Infine un ultimo consiglio: non litigare mai davanti ai figli. Per evitarlo, basterà che marito e moglie si intendano con una parola, con uno sguardo, con un gesto. Litigheranno dopo, con più serenità, se proprio non sono capaci di farne a meno. La pace coniugale dev'essere l'ambiente della famiglia, perché è la condizione indispensabile per un'educazione profonda ed efficace. I piccoli devono vedere nei genitori un esempio di dedizione, di amore sincero, di mutuo aiuto, di comprensione; le piccole difficoltà di ogni giorno non devono nascondere la realtà di un affetto capace di superare tutto.

A volte ci prendiamo troppo sul serio. Tutti ci arrabbiamo di quando in quando, a volte perché è necessario, altre volte perché ci manca spirito di mortificazione. L'importante è dimostrare che queste arrabbiature non incrinano l'affetto, sapendo ristabilire l'intimità famigliare con un sorriso. Insomma, marito e moglie devono vivere amandosi l'un l'altra e amando i propri figli, perché è così che amano Dio.

Sacrificio: ecco in che cosa consiste, in gran parte, la povertà reale. Si tratta di saper prescindere dal superfluo, misurato non tanto con regole teoriche, quanto con l'ascolto della voce interiore che ci avverte che l'egoismo o la comodità ingiusta si stanno inoltrando nella nostra vita. Il benessere, inteso in senso positivo, non significa lusso, né corsa al piacere, ma quanto serve a rendere la vita gradevole alla propria famiglia e agli altri, perché tutti possano servire meglio Dio.

La povertà consiste nel raggiungere sul serio il distacco dalle cose terrene; nel sopportare lietamente le scomodità, quando ci sono, o la mancanza di mezzi. Chi è povero sa poi avere tutto il giorno "preso" da un orario elastico, che deve prevedere fra le cose importanti — oltre alle pratiche giornaliere di pietà — il necessario riposo, il tempo per star assieme ai propri cari, un po' di lettura, i momenti da dedicare a un hobby di arte o di letteratura, o ad altra distrazione onesta; e così sa riempire le ore con un'attività utile, cerca di fare le cose nel migliore dei modi, e cura i particolari di ordine, di puntualità, di buon umore. In una parola, sa trovar posto per servire gli altri e per sé stesso: senza dimenticare che tutti gli uomini e tutte le donne — e non solo quelli materialmente poveri — hanno l'obbligo di lavorare; la ricchezza o una situazione economica agiata non sono che un segno del fatto che si è maggiormente obbligati a sentire la responsabilità dell'intera società.

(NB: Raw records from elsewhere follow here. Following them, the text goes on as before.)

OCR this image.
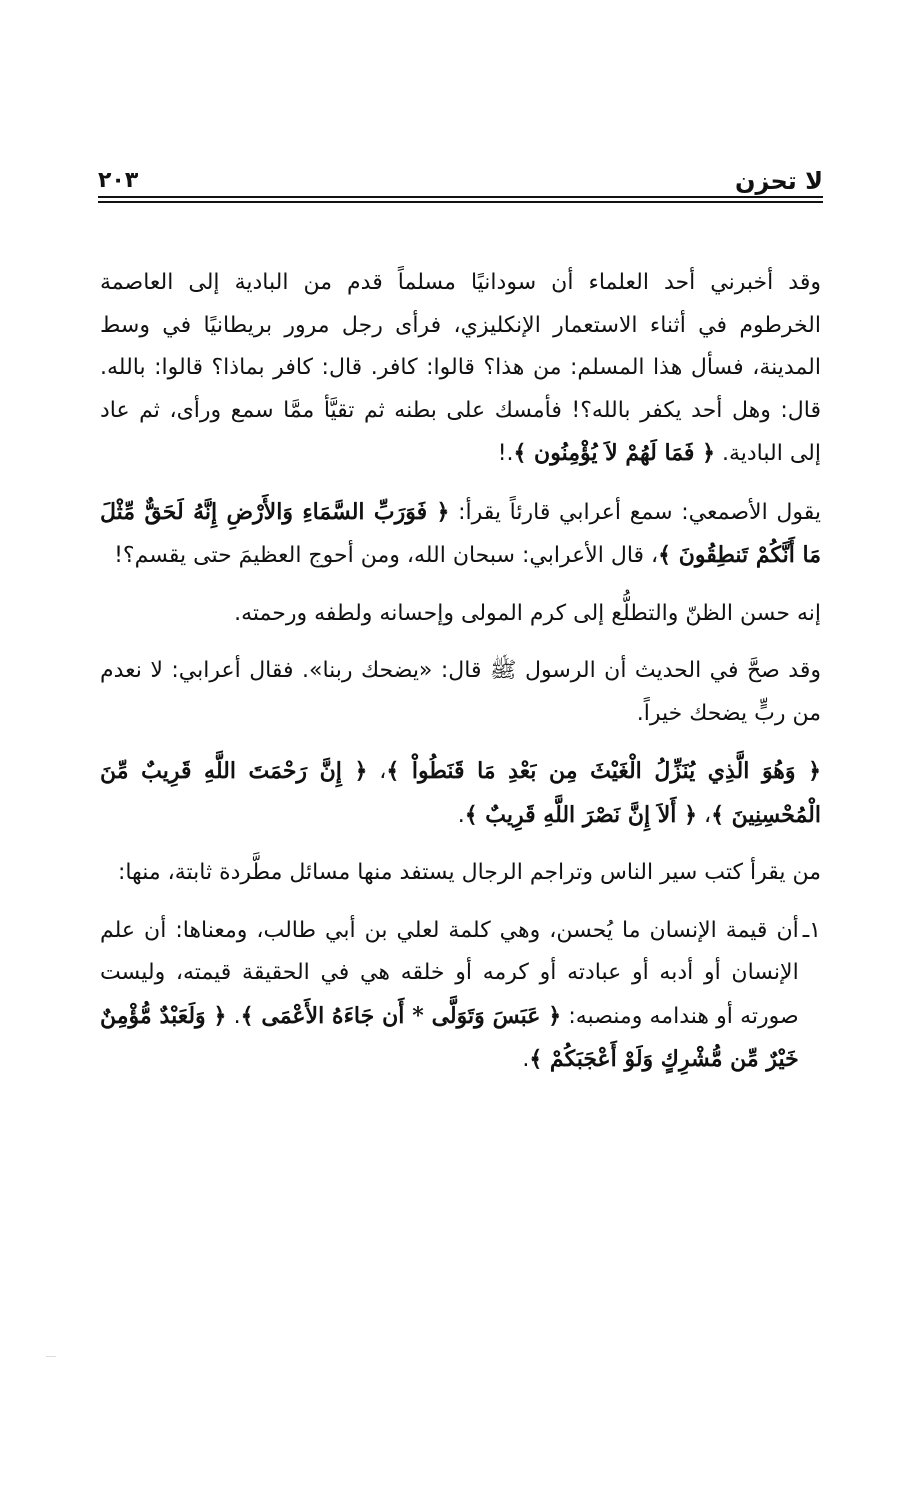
لا تحزن
٢٠٣

وقد أخبرني أحد العلماء أن سودانيًا مسلماً قدم من البادية إلى العاصمة الخرطوم في أثناء الاستعمار الإنكليزي، فرأى رجل مرور بريطانيًا في وسط المدينة، فسأل هذا المسلم: من هذا؟ قالوا: كافر. قال: كافر بماذا؟ قالوا: بالله. قال: وهل أحد يكفر بالله؟! فأمسك على بطنه ثم تقيَّأ ممَّا سمع ورأى، ثم عاد إلى البادية. ﴿ فَمَا لَهُمْ لاَ يُؤْمِنُون ﴾.!

يقول الأصمعي: سمع أعرابي قارئاً يقرأ: ﴿ فَوَرَبِّ السَّمَاءِ وَالأَرْضِ إِنَّهُ لَحَقٌّ مِّثْلَ مَا أَنَّكُمْ تَنطِقُونَ ﴾، قال الأعرابي: سبحان الله، ومن أحوج العظيمَ حتى يقسم؟!

إنه حسن الظنّ والتطلُّع إلى كرم المولى وإحسانه ولطفه ورحمته.

وقد صحَّ في الحديث أن الرسول ﷺ قال: «يضحك ربنا». فقال أعرابي: لا نعدم من ربٍّ يضحك خيراً.

﴿ وَهُوَ الَّذِي يُنَزِّلُ الْغَيْثَ مِن بَعْدِ مَا قَنَطُواْ ﴾، ﴿ إِنَّ رَحْمَتَ اللَّهِ قَرِيبٌ مِّنَ الْمُحْسِنِينَ ﴾، ﴿ أَلاَ إِنَّ نَصْرَ اللَّهِ قَرِيبٌ ﴾.

من يقرأ كتب سير الناس وتراجم الرجال يستفد منها مسائل مطَّردة ثابتة، منها:

١ـ
أن قيمة الإنسان ما يُحسن، وهي كلمة لعلي بن أبي طالب، ومعناها: أن علم الإنسان أو أدبه أو عبادته أو كرمه أو خلقه هي في الحقيقة قيمته، وليست صورته أو هندامه ومنصبه: ﴿ عَبَسَ وَتَوَلَّى * أَن جَاءَهُ الأَعْمَى ﴾. ﴿ وَلَعَبْدٌ مُّؤْمِنٌ خَيْرٌ مِّن مُّشْرِكٍ وَلَوْ أَعْجَبَكُمْ ﴾.
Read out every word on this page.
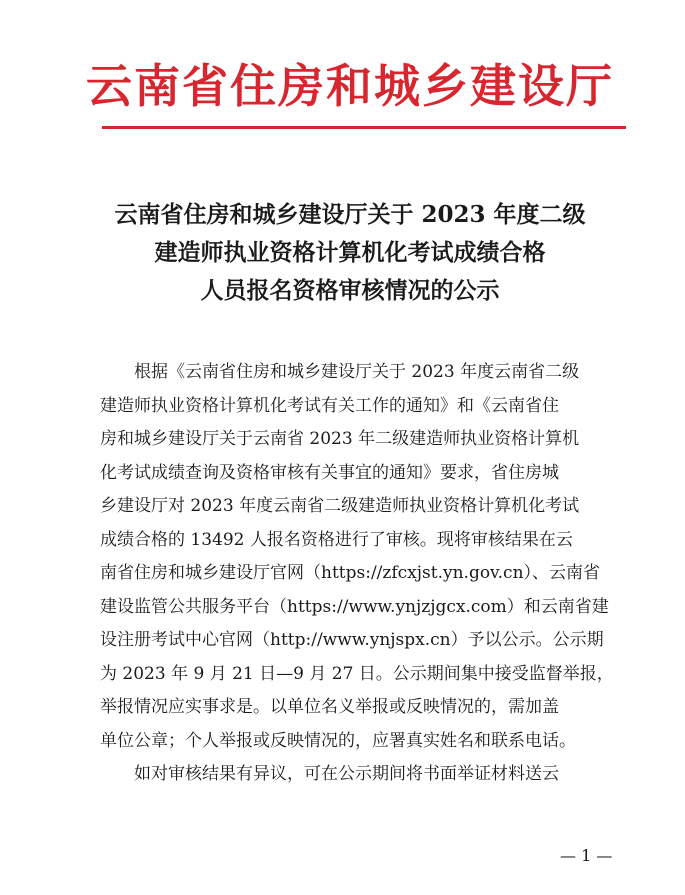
云南省住房和城乡建设厅
云南省住房和城乡建设厅关于 2023 年度二级
建造师执业资格计算机化考试成绩合格
人员报名资格审核情况的公示
根据《云南省住房和城乡建设厅关于 2023 年度云南省二级
建造师执业资格计算机化考试有关工作的通知》和《云南省住
房和城乡建设厅关于云南省 2023 年二级建造师执业资格计算机
化考试成绩查询及资格审核有关事宜的通知》要求，省住房城
乡建设厅对 2023 年度云南省二级建造师执业资格计算机化考试
成绩合格的 13492 人报名资格进行了审核。现将审核结果在云
南省住房和城乡建设厅官网（https://zfcxjst.yn.gov.cn）、云南省
建设监管公共服务平台（https://www.ynjzjgcx.com）和云南省建
设注册考试中心官网（http://www.ynjspx.cn）予以公示。公示期
为 2023 年 9 月 21 日—9 月 27 日。公示期间集中接受监督举报，
举报情况应实事求是。以单位名义举报或反映情况的，需加盖
单位公章；个人举报或反映情况的，应署真实姓名和联系电话。
如对审核结果有异议，可在公示期间将书面举证材料送云
— 1 —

È l'amore che dà senso al sacrificio. Ogni madre sa bene che cos'è il sacrificio per i figli: non si tratta solo di dedicare loro alcune ore, ma di spendere per il loro bene tutta la vita. Vivere dunque pensando agli altri, usare i beni in modo tale che non manchi qualcosa da offrire agli altri: ecco le dimensioni della povertà, che garantiscono un effettivo distacco.

Per una madre, è importante non solo vivere così, ma anche insegnare ai figli a vivere così. Si tratta di educarli promuovendo in loro la fede, l'ottimismo della speranza e la carità; si tratta di insegnare loro a superare l'egoismo e a usare parte del proprio tempo generosamente al servizio delle persone meno fortunate, partecipando a lavori (adeguati alla loro età) in cui si manifesti una vera preoccupazione di solidarietà umana e divina.

In poche parole: ciascuno deve vivere la propria vocazione. Per me il miglior modello di povertà sono sempre stati quei padri e quelle madri di famiglie numerose e povere, che non vivono che per i propri figli, e che con il loro sforzo e con la loro costanza — spesso senza voce per manifestare agli altri le loro ristrettezze — sanno mandare avanti la casa, creando un focolare pieno di gioia, in cui tutti imparano ad amare, a servire, a lavorare.